En effet et en premier lieu, ce projet altère profondément le mode d'instruction des recours contre des décisions de rejet de l'OFPRA, en cela qu'il introduit une différence de traitement en fonction de critères administratifs. Par ailleurs, la modification de la procédure de contestation des OQTF au tribunal administratif ne garantit plus l'impartialité.

    1) Concernant l’instruction des démarches par la CNDA

La CNDA, juridiction spécialisée, peut être saisie par n'importe quel demandeur d'asile qui, comme tout justiciable, entend contester une décision de l'administration. Elle statue en plein contentieux : en annulant une décision de l'OFPRA, elle reconnaît d'elle-même une protection au requérant.
Avec le projet de loi adopté le 23 juillet 2014 et prochainement soumis à la représentation nationale, la Cour instruira de manière différenciée et selon des modalités profondément inégales les requêtes qui lui sont proposées, et ce sur des critères dont elle ne peut elle-même décider.
En effet, le projet de loi crée une procédure d'instruction "accélérée" de la demande d'asile, sur un nombre important de critères (la loi pour les ressortissants de pays inscrits sur la liste des pays d'origine sûrs, une décision du préfet relevant d'un constat de tentative de fraude ou de demande abusive ou dilatoire ou d'une demande tardive, ou une décision de l'OFPRA justifiée par le fond de la demande).

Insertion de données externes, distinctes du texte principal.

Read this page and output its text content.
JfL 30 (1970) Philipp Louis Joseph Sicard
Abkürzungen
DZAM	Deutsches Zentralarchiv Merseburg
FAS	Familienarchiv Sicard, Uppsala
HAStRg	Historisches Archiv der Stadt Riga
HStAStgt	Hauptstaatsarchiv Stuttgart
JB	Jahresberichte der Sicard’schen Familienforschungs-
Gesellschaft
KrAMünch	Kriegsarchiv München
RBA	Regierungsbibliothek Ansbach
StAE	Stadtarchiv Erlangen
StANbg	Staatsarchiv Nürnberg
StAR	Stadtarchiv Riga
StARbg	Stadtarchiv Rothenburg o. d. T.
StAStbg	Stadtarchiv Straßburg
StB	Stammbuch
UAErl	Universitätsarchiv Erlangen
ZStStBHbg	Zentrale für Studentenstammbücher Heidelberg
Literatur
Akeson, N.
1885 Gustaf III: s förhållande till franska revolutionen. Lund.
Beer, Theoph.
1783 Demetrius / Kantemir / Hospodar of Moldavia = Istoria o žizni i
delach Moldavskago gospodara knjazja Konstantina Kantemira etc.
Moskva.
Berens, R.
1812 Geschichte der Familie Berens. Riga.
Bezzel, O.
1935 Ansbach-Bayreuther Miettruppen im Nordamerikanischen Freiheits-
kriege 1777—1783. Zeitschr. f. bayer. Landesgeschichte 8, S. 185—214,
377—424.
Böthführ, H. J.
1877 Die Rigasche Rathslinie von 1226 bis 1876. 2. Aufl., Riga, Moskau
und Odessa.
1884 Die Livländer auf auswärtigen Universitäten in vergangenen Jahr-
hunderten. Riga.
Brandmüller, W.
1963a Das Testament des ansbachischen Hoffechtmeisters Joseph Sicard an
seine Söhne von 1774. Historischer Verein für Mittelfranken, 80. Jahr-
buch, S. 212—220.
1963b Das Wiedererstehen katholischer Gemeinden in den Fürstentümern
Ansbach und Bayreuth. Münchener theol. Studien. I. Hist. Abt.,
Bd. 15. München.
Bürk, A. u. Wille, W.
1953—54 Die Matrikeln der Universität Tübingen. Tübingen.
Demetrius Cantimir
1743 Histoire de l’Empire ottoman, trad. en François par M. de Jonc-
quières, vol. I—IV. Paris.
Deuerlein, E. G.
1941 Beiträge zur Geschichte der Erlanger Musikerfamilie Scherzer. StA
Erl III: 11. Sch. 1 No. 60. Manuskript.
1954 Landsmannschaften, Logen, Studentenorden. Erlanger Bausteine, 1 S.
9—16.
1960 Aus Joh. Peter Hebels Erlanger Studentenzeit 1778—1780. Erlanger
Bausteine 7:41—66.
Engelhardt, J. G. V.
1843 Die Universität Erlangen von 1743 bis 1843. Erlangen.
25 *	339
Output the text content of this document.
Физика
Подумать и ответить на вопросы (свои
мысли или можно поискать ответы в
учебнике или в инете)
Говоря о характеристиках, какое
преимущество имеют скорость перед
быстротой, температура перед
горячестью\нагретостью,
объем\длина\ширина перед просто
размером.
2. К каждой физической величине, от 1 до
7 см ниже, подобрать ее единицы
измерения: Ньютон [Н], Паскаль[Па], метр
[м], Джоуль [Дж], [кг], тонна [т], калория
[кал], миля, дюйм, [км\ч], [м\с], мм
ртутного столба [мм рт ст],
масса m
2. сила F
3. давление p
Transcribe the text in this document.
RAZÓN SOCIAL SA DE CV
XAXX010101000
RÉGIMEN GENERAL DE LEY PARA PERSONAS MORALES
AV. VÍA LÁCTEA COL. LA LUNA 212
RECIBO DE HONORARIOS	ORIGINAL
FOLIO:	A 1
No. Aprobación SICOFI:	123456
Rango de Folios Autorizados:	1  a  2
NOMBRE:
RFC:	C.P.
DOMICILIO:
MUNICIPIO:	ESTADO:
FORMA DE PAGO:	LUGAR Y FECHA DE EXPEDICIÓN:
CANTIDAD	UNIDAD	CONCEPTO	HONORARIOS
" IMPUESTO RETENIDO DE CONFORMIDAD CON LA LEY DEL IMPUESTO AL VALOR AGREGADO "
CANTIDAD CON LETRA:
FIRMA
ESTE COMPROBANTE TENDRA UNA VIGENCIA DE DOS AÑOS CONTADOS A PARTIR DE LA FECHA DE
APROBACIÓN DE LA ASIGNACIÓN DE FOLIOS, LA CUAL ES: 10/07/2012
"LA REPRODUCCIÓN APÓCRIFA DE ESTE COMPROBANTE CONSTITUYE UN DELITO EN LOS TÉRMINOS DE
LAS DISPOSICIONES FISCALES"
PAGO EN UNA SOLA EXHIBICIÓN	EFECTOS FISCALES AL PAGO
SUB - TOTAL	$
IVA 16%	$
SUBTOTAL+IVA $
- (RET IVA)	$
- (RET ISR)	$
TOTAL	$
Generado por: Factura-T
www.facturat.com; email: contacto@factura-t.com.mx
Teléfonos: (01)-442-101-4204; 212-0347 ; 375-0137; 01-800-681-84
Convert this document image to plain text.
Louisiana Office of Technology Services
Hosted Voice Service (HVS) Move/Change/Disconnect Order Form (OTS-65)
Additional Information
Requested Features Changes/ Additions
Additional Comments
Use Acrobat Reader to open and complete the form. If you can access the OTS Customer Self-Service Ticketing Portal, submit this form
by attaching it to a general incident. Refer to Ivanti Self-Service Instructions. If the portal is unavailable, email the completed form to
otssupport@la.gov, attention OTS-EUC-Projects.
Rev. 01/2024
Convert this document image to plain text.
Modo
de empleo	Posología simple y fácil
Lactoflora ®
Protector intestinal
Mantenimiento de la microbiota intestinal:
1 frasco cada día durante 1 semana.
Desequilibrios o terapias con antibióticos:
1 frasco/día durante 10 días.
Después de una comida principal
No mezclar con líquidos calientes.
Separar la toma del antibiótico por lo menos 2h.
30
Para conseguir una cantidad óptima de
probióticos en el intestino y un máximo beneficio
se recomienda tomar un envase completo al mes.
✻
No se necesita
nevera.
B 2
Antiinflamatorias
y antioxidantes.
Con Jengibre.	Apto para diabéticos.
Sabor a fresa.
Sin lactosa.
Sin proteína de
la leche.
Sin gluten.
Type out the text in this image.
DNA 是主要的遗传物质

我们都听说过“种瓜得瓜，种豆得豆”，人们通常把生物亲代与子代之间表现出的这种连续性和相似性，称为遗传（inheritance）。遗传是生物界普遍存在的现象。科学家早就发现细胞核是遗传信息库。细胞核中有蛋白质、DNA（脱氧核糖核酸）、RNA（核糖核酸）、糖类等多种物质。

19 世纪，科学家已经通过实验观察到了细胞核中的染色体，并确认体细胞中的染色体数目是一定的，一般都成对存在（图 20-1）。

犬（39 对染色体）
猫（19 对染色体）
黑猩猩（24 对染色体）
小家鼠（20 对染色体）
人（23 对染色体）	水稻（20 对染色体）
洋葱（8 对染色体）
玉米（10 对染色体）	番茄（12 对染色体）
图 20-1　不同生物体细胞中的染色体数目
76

Actuellement la procédure "prioritaire" d'examen à laquelle cette nouvelle procédure se substituera, est instruite de la même manière qu'une procédure "normale" par la CNDA.
Or, le projet de loi crée une procédure spécifique devant la Cour pour la procédure "accélérée" : une décision prise par un juge unique et dans un délai raccourci à cinq semaines, alors que la procédure dite "normale" voit une formation de jugement de trois personnes statuer en cinq mois sur la requête.

Certes le projet introduit enfin un recours suspensif devant la CNDA, appliquant en cela l'arrêt n°9152709 du 2 février 2012 de la Cour européenne des droits de l’homme. Toutefois, en introduisant une procédure différenciée d'instruction sur des critères émis uniquement par les préfectures ou l'OFPRA, le projet de loi crée un accès inégal au droit, une inégalité de traitement devant la justice et donc, une discrimination de fait.

    2) Concernant la contestation d’un arrêté portant obligation de quitter le territoire français

Le projet de loi, dans le même et unique souci d'accélérer les procédures d'instruction, modifie la procédure en réduisant l'instruction des recours déposés à la décision d'un juge unique, qui sera contraint de statuer dans l'urgence dans un délai d'un mois.
Cette mesure ne vise qu'à une logique productiviste qui mettra à mal les droits du justiciable et la sérénité de la justice.

Sur ces deux mesures particulièrement, notre inquiétude est partagée par la plupart des associations œuvrant pour la défense et l'application du droit d'asile. Elle est attisée par de nombreuses autres dispositions de ce projet.

Nous faisons appel à vous parce que nous connaissons et admirons votre sens de la justice et de l'équité.

Nous sommes persuadés que les profondes transformations introduites par ce projet de loi créent une justice à deux vitesses.
Ce projet vide un peu plus le droit d'asile de son sens, il fait des étrangers venus solliciter la protection de la France des sous-justiciables, il fait obstacle au recours à une justice égale et accessible à tous.
Très concrètement, l'introduction d'une instruction spéciale pour une catégorie de demandeurs d'asile amènera à des instructions expéditives, qui feront obstacle aux principes de collégialité et au droit à un débat contradictoire. Elle contredit profondément l'égalité de traitement qui est au cœur de notre État de droit.

Aussi, nous vous demandons d'intervenir pour faire retirer de ce projet de loi ces dispositions inacceptables, avant qu'il ne soit soumis à la discussion au Parlement.

Dans l’espoir que vous ferez droit à notre requête, nous vous prions de bien vouloir agréer, Madame la Ministre, l’assurance de notre considération distinguée.